Shame on Texas state Rep. Pat Fallon, a Dallas-area Republican. During the special session of the Legislatur­e, he filed a bill that would give civil immunity to drivers who used their vehicle to hit demonstrat­ors blocking the public right of way. The law never had a chance of passing, but you wonder what kind of message Patton was trying to send. He offered up a lame defense: His intention was to keep protesters safe. The ultimate guardians of protesters — the ACLU — were skeptical: “The flavor and tenor of this is to quell protest,” an ACLU spokesman said. “It is to essentiall­y set up a structure where you protest at your own risk (and) there is a shield for motorists who choose, which happened just recently, to use their vehicle as a literal bludgeon.”

Twitter is like wine. When it’s good it’s great; when it’s bad it’s awful, and it reveals the truth about people. That makes Houston City Councilman Greg Travis two-buck Chuck. Defending our town’s Confederat­e statues, he asked where were critics “5 years ago? 20 years ago? Why now?” These pages for years have called for statues to be taken down, for streets to renamed as well as high schools. We’ve found publicatio­ns dating to 1997 calling for Houston to remove its statues. Where’s the outrage? It’s been here for decades. The question is where has Greg Travis been?
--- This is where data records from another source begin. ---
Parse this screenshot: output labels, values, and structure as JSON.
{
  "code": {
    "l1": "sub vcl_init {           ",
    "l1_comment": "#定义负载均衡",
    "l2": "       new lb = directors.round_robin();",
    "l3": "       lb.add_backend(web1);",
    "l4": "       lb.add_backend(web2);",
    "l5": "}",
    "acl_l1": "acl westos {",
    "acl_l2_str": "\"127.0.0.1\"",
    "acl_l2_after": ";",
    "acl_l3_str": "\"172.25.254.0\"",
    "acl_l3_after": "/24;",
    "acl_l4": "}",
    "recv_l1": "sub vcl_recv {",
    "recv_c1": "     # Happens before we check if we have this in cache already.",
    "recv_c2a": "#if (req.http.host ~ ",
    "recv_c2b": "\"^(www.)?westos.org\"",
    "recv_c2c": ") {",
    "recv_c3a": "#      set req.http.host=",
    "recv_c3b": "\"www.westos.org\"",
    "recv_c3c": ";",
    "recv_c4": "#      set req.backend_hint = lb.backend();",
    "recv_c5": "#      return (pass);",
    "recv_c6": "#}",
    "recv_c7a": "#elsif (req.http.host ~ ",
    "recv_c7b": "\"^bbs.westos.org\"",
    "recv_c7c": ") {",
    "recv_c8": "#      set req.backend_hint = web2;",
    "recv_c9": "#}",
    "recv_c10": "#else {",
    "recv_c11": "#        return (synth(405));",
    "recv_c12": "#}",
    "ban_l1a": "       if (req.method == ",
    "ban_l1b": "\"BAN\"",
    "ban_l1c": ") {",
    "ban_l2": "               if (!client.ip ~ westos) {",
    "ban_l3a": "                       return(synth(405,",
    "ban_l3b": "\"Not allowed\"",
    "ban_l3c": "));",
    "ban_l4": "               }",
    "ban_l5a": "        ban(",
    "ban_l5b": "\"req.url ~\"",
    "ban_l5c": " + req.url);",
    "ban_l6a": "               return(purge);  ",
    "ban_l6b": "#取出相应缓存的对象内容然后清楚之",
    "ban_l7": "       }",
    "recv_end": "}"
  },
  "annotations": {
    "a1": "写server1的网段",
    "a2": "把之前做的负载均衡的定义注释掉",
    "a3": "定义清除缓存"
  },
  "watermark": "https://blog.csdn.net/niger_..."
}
Here’s a wall we can tolerate. Students at Texas A&M University promised a “maroon wall” to stop a proposed “White Lives Matter” rally at Rudder Plaza next month. They now can save the T-shirts for football games. The rally was canceled by administra­tors who were concerned about safety after one of the organizers issued a press release that was a portend of violence. “Today Charlottes­ville, Tomorrow Texas A&M,” the purveyors of hate wrote.

* Vermont, New Jersey and Hawaii are smaller than the Houston metropolit­an area.